哈梅内站在主屏前,军装扣子系至喉结,领口一道浅疤若隐若现。他没看倒计时,目光钉在中央那幅摩苏尔三维建模图上。底格里斯河如一条锈蚀的银带蜿蜒穿城,老城区密如蜂巢的巷道被AI算法标为深红预警区,新城区主干道则泛着刺目的黄光——那是联军装甲纵队预设推进轴线,也是ISIS布雷密度最高的死亡走廊。
“尼尼微。”他声音不高,却让角落里正核对后勤运单的副司令猛地抬头。
“到。”
“你刚才说,圣城旅向总部提交了三份‘战地联络官’人选名单?”
“是。全数来自巴格达情报站和纳杰夫宗教网络,精通阿拉伯语、熟悉什叶派民兵体系,有三次以上跨境行动履历。”
哈梅内没接话,指尖划过平板电脑,调出一份加密附件。屏幕上跳出三张面孔:一个左眼戴义眼、右耳缺半的中年男子;一个蓄须浓密、脖颈纹着古兰经经文的青年;第三个则是女性,面纱只遮下半张脸,露出一双灰蓝色眼睛,档案栏赫然写着“曾于叙利亚阿勒颇战役中主导四次外科手术式定点清除”。

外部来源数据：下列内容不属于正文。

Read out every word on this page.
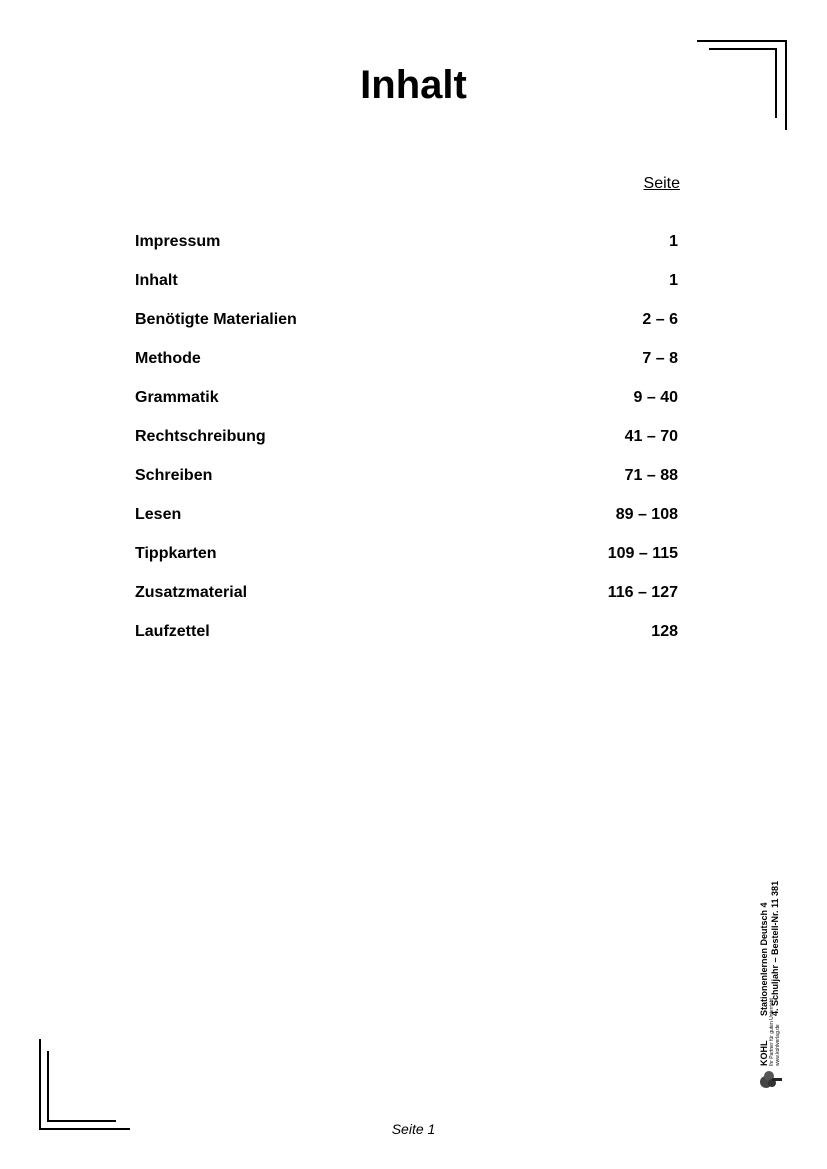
Inhalt
Seite
Impressum	1
Inhalt	1
Benötigte Materialien	2 – 6
Methode	7 – 8
Grammatik	9 – 40
Rechtschreibung	41 – 70
Schreiben	71 – 88
Lesen	89 – 108
Tippkarten	109 – 115
Zusatzmaterial	116 – 127
Laufzettel	128
KOHL Ihr Partner für guten Unterricht www.kohlverlag.de
Stationenlernen Deutsch 4 4. Schuljahr – Bestell-Nr. 11 381
Seite 1
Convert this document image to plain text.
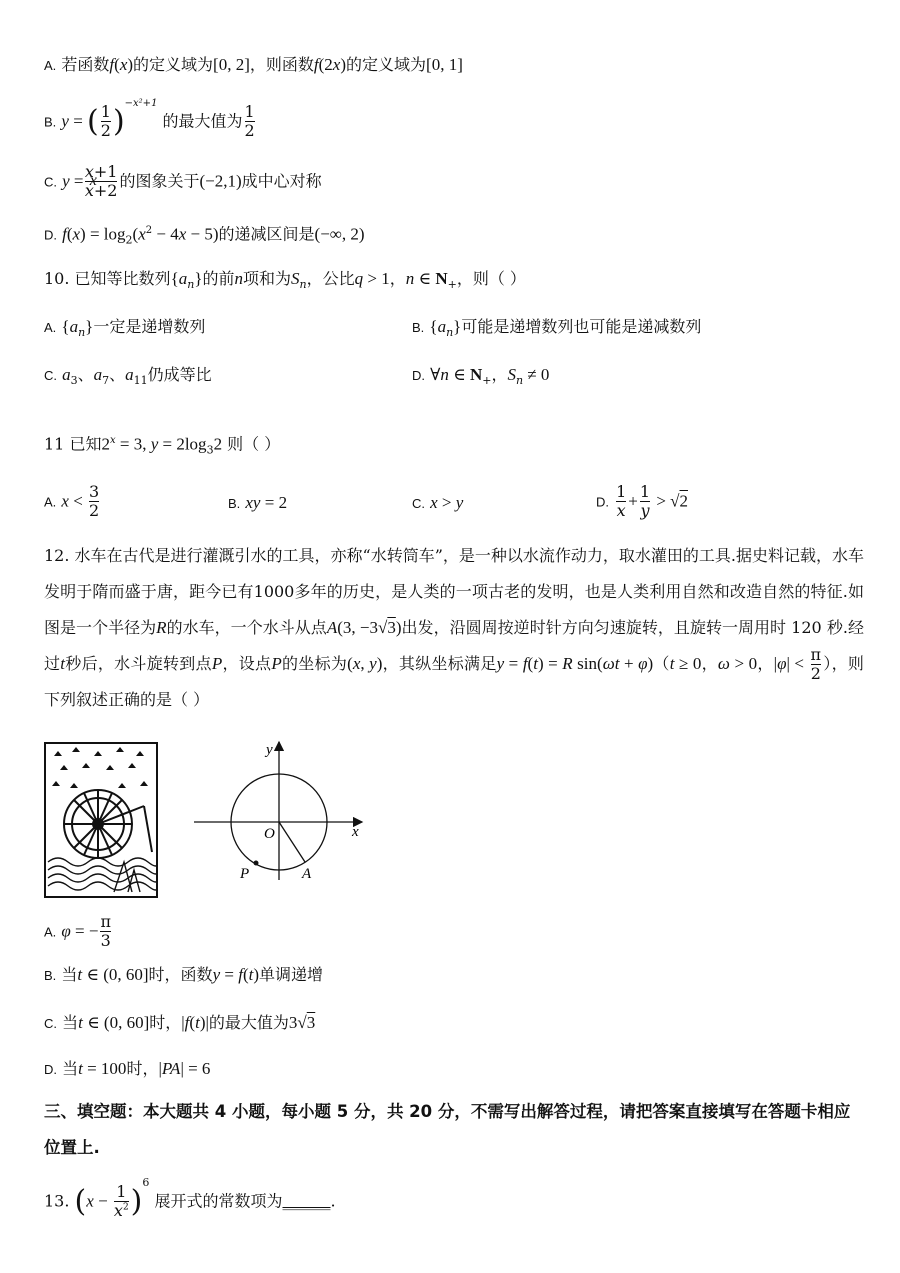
A. 若函数f(x)的定义域为[0, 2]，则函数f(2x)的定义域为[0, 1]
B. y = ( $\frac{1}{2} )^{-x^2+1}$ 的最大值为 $\frac{1}{2}$
C. y = x
$\frac{x+1}{x+2}$ 的图象关于(−2,1)成中心对称
D. $f(x) = \log_2(x^2 - 4x - 5)$的递减区间是(−∞, 2)
10. 已知等比数列$\{a_n\}$的前n项和为$S_n$，公比q > 1，n ∈ $N_+$，则（ ）
A. $\{a_n\}$一定是递增数列	B. $\{a_n\}$可能是递增数列也可能是递减数列
C. $a_3$、$a_7$、$a_{11}$仍成等比	D. ∀n ∈ $N_+$，$S_n \ne 0$
11 已知$2^x = 3$, $y = 2\log_32$ 则（ ）
A. $x < \frac{3}{2}$	B. xy = 2	C. x > y	D. $\frac{1}{x} + \frac{1}{y} > √2$
12. 水车在古代是进行灌溉引水的工具，亦称“水转筒车”，是一种以水流作动力，取水灌田的工具.据史料记载，水车发明于隋而盛于唐，距今已有1000多年的历史，是人类的一项古老的发明，也是人类利用自然和改造自然的特征.如图是一个半径为R的水车，一个水斗从点A(3, −3√3)出发，沿圆周按逆时针方向匀速旋转，且旋转一周用时 120 秒.经过t秒后，水斗旋转到点P，设点P的坐标为(x, y)，其纵坐标满足y = f(t) = R sin(ωt + φ)（t ≥ 0，ω > 0，$|\varphi| < \frac{\pi}{2}$ ），则下列叙述正确的是（ ）
y
x
O
A
P
A. φ = − $\frac{\pi}{3}$
B. 当t ∈ (0, 60]时，函数y = f(t)单调递增
C. 当t ∈ (0, 60]时，|f(t)|的最大值为3√3
D. 当t = 100时，|PA| = 6
三、填空题：本大题共 4 小题，每小题 5 分，共 20 分，不需写出解答过程，请把答案直接填写在答题卡相应位置上.
13. $(x - \frac{1}{x^2} )^6$ 展开式的常数项为______.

哈梅内点开第三人的背景备注,一行小字浮现:“原伊朗伊斯兰共和国广播电视台驻大马士革记者,2013年失踪,2016年以‘阿莎·法蒂玛’代号重返巴格达,隶属圣城旅‘朱鹭’小组。”
他忽然笑了。不是冷笑,而是一种近乎悲悯的弧度。
“把这三人剔除。”哈梅内将平板推给尼尼微,“换上总部直属的三位——高志凯旅作战参谋长阿里·穆罕默迪;诺梅内伊旅反IED专家卡西姆·拉希米;还有……”他顿了顿,目光扫过墙上挂着的两枚勋章,一枚是两伊战争时期颁发的“血色沙丘”,另一枚是去年在克尔曼沙赫击落美军RQ-4全球鹰后授勋的“夜枭之眼”,“让贾法里总司令的女婿,陆军第65旅装甲营营长侯赛因·瓦希迪,以观察员身份随行。”
尼尼微呼吸一滞:“瓦希迪少校?可他……从未参与过境外作战。”
“正因如此。”哈梅内转身,从保险柜取出一只铅灰色金属盒,打开后,里面静静躺着一枚微型信号中继器,外壳刻着波斯铭文:“真主不允谎言存续”。他手指抚过冰凉的金属表面,“圣城旅的情报网再密,也密不过革命卫队总部二十年来埋在伊拉克的‘根系’。这枚‘沙棘’中继器,将在他们抵达巴格达当晚激活。所有联络频道、加密密钥、乃至圣城旅向当地民兵下达的每一道指令,都会被同步传回这里——但不会解密,只会标记来源、时间、目标坐标。”
他合上盒子,咔嗒一声轻响在寂静中格外清晰。
“哈德旅尼以为他掌控着信息流,却不知信息本身,早已被我们铸成锁链。”
尼尼微喉结滚动:“可领袖那边……”
“领袖要的是结果。”哈梅内走到窗边,窗外德黑兰大学穹顶在暮色里泛着微光,“当摩苏尔老城升起第一面伊朗国旗,当高志凯旅的突击队员用波斯语向被困库尔德平民喊出‘真主保佑’,当诺梅内伊的爆破组用自制温压弹清理出整条巷道——那时,谁还在意谁的电报先发出去半秒?”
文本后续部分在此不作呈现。